TypeScript: Set Object.prototype with spread operator

Question

Using the spread operator is a succinct way to compose an object consisting of an aggregation of other objects' properties.

But is there succinct and performant way to set the prototype of an object with the spread operator?

Currently I have:

const result = Object.assign(Object.create(EmailCampaign.prototype), properties) 

. . . which spreads the properties returned from a database query into an object with the EmailCampaign prototype. Is there a way to set the object prototype with the spread operator?

This would be possible:

const result = Object.setPrototypeOf({...properties}, EmailCampaign.prototype);

. . however it is inadvisable with regards to performance to set the prototype of an object after instantiation. I'm looking for another way, if one exists.

Answer 1

Using Object.assign+Object.create is the proper and performant solution. You should use it. If you want to make it more concise, use a helper function that combines the two.

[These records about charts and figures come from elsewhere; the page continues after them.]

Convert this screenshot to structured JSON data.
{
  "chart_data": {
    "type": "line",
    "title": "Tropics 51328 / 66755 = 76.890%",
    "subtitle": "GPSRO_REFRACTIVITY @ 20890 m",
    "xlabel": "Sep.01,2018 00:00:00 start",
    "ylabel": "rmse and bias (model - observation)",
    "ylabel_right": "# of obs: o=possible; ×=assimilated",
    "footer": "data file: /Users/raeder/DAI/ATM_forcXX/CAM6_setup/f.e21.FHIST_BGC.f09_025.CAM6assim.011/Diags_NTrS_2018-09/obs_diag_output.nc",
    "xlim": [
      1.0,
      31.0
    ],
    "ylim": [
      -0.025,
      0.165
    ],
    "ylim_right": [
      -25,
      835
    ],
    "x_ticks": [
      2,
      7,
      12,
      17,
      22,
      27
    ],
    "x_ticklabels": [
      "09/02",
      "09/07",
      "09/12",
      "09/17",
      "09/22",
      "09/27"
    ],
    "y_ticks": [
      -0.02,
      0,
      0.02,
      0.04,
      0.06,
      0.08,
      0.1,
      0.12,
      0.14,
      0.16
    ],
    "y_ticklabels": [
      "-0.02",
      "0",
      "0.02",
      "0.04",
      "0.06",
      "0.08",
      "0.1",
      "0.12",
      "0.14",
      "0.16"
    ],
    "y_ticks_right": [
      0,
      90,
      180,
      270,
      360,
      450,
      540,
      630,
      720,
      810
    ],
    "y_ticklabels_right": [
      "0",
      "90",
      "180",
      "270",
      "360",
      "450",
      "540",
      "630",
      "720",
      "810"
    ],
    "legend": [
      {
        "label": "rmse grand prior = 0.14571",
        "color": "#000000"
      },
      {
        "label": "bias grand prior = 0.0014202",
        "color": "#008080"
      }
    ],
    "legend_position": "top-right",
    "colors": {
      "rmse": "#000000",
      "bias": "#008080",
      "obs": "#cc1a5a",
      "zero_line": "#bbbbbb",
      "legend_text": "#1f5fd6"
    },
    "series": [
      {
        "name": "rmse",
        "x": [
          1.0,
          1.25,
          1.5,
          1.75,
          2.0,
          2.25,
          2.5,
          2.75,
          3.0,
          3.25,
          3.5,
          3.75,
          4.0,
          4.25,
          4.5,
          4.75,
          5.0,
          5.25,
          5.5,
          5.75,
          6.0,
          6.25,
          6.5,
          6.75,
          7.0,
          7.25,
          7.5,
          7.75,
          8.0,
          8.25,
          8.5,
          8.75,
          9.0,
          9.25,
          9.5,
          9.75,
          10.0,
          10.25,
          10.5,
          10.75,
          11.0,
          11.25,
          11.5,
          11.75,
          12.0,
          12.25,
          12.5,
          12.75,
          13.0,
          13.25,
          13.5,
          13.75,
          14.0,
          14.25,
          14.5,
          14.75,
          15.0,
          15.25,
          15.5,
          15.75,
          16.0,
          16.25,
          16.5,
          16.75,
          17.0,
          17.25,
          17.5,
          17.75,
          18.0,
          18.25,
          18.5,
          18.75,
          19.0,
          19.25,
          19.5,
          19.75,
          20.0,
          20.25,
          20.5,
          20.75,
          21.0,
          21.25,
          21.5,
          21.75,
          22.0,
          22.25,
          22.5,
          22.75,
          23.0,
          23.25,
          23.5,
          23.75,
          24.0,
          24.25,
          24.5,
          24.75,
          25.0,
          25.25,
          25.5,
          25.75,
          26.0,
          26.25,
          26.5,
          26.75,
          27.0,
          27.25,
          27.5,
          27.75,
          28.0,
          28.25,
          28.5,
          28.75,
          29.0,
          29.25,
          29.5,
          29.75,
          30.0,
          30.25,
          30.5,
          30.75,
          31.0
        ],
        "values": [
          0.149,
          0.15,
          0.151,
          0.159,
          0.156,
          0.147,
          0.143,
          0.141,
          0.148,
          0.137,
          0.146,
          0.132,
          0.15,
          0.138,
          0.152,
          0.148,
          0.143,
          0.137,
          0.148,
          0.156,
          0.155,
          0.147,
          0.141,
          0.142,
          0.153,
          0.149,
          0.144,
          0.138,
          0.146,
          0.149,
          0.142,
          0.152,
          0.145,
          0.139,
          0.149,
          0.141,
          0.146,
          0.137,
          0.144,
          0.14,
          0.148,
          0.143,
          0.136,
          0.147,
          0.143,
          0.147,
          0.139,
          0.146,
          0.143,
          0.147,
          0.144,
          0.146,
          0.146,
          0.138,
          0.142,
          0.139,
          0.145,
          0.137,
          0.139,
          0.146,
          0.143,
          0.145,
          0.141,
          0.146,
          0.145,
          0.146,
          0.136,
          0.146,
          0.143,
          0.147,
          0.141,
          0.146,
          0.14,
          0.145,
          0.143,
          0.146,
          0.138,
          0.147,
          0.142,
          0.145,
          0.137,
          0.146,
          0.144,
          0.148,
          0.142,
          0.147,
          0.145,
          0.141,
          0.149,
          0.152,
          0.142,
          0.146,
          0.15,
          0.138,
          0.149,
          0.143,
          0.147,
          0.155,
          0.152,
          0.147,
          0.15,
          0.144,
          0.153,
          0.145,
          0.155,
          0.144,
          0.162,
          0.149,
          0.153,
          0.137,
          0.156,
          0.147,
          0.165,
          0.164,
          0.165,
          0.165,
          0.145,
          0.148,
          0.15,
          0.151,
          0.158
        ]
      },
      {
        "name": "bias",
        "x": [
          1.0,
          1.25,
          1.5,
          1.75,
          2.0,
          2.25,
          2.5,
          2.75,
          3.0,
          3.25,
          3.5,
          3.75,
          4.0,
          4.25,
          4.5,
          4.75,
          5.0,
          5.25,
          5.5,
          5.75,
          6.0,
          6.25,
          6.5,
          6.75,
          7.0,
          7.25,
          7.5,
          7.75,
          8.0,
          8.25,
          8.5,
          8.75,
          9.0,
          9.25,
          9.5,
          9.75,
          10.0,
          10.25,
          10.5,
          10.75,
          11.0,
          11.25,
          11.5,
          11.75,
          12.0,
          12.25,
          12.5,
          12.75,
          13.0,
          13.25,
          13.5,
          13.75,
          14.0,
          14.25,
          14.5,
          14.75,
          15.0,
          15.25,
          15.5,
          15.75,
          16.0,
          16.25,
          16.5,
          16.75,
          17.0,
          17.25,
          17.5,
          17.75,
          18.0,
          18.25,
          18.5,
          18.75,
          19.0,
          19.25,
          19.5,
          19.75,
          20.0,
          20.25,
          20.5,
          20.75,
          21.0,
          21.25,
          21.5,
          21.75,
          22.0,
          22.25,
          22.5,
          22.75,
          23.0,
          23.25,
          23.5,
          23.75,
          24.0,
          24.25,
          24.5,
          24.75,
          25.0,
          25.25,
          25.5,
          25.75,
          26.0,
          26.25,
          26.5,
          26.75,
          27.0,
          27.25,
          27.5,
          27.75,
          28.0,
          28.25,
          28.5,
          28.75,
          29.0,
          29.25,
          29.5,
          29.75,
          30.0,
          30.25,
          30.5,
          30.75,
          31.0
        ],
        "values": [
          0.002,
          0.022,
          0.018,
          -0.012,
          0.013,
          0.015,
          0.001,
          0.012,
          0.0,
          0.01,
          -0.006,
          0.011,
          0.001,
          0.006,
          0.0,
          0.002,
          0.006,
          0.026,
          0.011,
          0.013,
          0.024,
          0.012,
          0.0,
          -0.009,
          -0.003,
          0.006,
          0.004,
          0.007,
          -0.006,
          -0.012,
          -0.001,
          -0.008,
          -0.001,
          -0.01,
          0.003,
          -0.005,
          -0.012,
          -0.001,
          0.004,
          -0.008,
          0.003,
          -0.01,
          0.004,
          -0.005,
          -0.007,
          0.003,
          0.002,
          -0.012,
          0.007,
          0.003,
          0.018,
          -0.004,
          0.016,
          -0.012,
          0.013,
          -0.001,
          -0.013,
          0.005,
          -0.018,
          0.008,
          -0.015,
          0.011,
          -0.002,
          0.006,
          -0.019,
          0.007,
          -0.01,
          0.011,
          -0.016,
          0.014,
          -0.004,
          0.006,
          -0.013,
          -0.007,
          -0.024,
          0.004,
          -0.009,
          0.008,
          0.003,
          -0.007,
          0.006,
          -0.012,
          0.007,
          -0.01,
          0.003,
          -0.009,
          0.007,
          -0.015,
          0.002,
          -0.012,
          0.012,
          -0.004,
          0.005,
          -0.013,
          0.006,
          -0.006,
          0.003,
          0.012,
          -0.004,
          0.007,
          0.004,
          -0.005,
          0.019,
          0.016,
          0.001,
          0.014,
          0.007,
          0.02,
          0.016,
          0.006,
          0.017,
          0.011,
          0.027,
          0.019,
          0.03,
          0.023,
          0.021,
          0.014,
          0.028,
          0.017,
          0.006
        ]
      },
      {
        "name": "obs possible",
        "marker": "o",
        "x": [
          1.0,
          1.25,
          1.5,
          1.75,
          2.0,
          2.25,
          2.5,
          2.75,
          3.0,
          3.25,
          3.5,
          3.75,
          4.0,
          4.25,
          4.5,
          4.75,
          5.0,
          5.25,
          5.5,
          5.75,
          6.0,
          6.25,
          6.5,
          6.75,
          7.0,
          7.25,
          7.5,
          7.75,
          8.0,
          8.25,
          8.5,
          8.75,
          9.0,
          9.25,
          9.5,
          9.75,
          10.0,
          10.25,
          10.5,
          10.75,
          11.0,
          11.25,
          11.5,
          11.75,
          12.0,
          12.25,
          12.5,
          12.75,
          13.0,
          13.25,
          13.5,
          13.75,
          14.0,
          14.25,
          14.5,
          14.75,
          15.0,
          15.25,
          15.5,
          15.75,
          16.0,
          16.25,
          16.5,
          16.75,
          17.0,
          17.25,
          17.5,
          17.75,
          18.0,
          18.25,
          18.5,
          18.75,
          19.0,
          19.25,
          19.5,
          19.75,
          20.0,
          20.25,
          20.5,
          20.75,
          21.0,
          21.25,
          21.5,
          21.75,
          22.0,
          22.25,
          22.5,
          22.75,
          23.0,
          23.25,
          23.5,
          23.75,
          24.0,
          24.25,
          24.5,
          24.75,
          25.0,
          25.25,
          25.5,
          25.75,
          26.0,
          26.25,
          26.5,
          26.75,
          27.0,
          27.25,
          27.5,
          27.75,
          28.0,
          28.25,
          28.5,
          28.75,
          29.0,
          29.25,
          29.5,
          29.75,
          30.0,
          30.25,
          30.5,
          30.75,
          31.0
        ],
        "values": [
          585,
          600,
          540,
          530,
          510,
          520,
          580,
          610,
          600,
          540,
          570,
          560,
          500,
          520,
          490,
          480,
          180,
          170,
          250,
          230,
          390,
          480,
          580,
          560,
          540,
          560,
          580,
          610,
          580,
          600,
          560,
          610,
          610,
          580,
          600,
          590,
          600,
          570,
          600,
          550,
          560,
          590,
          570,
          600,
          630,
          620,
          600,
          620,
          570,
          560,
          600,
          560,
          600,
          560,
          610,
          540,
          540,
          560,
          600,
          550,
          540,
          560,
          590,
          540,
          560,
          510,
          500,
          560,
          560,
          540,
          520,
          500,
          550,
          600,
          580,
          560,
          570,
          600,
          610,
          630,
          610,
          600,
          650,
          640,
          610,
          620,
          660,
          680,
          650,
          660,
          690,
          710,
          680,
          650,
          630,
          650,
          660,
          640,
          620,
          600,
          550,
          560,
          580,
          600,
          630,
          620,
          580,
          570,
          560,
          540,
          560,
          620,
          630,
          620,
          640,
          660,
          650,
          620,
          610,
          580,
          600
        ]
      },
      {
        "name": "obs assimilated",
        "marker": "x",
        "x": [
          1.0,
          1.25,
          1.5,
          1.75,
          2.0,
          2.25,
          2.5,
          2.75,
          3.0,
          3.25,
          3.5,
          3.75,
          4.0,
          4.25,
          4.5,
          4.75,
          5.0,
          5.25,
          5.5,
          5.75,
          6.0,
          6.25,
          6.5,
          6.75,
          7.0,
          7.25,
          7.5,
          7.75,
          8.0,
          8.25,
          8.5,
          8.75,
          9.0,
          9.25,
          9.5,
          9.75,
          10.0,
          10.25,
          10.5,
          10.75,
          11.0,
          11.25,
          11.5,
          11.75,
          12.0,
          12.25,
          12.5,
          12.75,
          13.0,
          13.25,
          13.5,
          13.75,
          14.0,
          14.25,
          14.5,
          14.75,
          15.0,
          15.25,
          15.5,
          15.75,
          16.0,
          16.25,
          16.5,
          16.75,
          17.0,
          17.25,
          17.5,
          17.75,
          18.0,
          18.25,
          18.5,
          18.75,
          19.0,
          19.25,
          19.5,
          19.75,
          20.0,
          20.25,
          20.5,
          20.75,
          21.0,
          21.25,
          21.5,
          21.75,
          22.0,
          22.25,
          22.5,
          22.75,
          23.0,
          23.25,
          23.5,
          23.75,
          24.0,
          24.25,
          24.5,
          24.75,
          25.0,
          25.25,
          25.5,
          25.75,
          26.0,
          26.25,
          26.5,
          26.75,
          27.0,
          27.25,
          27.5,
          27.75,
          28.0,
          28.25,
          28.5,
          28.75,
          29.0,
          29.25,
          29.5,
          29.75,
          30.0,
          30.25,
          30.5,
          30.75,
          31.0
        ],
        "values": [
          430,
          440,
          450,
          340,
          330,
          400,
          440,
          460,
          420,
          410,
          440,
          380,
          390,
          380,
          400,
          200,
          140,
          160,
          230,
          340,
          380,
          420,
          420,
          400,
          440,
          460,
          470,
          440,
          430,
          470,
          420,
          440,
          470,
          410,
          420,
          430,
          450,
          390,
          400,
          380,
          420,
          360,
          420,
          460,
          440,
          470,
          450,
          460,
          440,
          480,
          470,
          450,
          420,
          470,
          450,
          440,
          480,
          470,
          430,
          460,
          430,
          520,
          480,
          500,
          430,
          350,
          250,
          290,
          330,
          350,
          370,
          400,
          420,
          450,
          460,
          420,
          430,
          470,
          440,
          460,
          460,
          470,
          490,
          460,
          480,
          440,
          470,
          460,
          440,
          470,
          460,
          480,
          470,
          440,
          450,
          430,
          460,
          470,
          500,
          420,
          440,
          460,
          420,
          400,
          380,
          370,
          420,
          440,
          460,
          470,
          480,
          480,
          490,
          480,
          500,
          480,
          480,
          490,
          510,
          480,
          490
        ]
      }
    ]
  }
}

That said, calling Object.setPrototypeOf on an object literal is not that slow, as the object was not yet used elsewhere.

Is there a way to set the object prototype with the spread operator?

Well if you want to use an officially deprecated feature, you can use the __proto__ property in an object intialiser:

const result = {__proto__: EmailCampaign.prototype, ...properties};

So yes, it's possible, but I would definitely not recommend it.